Armies move. Cities fall. Homes burn. People die.
War is an unfortunate, but apparently unavoidable, part of the human condition. And it seems to us that — based on the tragic reports ceaselessly coming out of all corners of the globe this summer — it’s not going away anytime soon.
As with other public scourges, the best approach to defeating war is attempting to understand it. To that end, journalists — whether behind a camera, microphone or laptop — have toiled for decades. Without storytellers at the front, how can we make sense of the madness? How can we understand the true cost of belligerence?
It is with great sadness that we join the chorus of voices mourning the loss of journalists Steven J. Sotloff and James Foley. Both died in barbaric fashion this summer.
The reason? The butchers behind their murders likely would argue it was for some higher reason: geopolitics, diplomacy, religion, the tit-for-tat of war or something else. The truth is those two men were put to death for the high crime of doing their jobs and doing them well.
Reporting from a warzone has never been easy or without risk. Foley and Sotloff join the ranks of Ernie Pyle, Larry Burrows and — more recently — Tim Hetherington. And that’s a very short list of war reporters who have died in combat zones.

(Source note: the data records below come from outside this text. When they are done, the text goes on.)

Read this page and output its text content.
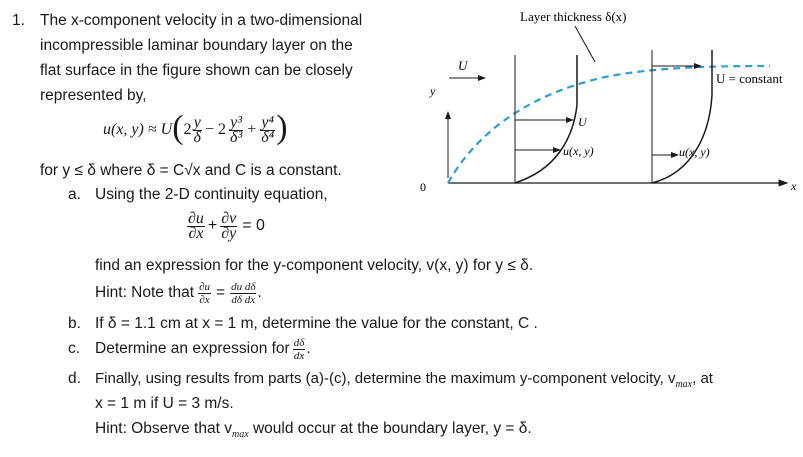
1. The x-component velocity in a two-dimensional
incompressible laminar boundary layer on the
flat surface in the figure shown can be closely
represented by,
u(x, y) ≈ U ( $2 \frac{y}{\delta} - 2 \frac{\text{y³}}{\text{δ³}} + \frac{\text{y⁴}}{\text{δ⁴}}$ )
for y ≤ δ where δ = C√x and C is a constant.
a. Using the 2-D continuity equation,
$\frac{\partial u}{\partial x} + \frac{\partial v}{\partial y} = 0$
find an expression for the y-component velocity, v(x, y) for y ≤ δ.
Hint: Note that $\frac{\partial u}{\partial x} = \frac{\text{du dδ}}{\text{dδ dx}}$ .
b. If δ = 1.1 cm at x = 1 m, determine the value for the constant, C .
c. Determine an expression for $\frac{d\delta}{dx}$ .
d. Finally, using results from parts (a)-(c), determine the maximum y-component velocity, $v_{max}$, at
x = 1 m if U = 3 m/s.
Hint: Observe that $v_{max}$ would occur at the boundary layer, y = δ.
Layer thickness δ(x)
U
y
x
0
U
u(x, y)	u(x, y)
U = constant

The difference is that Pyle, Burrows and Hetherington were victims of the inherent randomness of war. Pyle was killed by a Japanese machine gun near Okinawa in 1945, Burrows died in a helicopter crash in Vietnam in 1971 and Hetherington perished in a mortar attack in Libya in 2011.
Sotloff and Foley were executed.
Journalists, especially those of us based in and around Washington, get a lot of flack. We’re accused of being elitist, biased and hopelessly obsolete in a world where anyone can upload a photo, share a link or post a report from on the ground.
Occasionally, those accusations ring true. But Sotloff and Foley embodied the ideals of journalism. Risking life and limb, they stepped onto the battlefield committed to telling good stories. They were put to death for trying to keep the rest of us apprised of the true cost of war.
They were not combatants. They were the eyes and ears of the world, like their colleagues who remain in some of the most dangerous areas in the world.
We usually end editorials with a bit of advice, a suggestion or concrete steps for fixing a problem in our community. That will not be the case here. We will simply offer our condolences to their families and tip our hat to those fine men.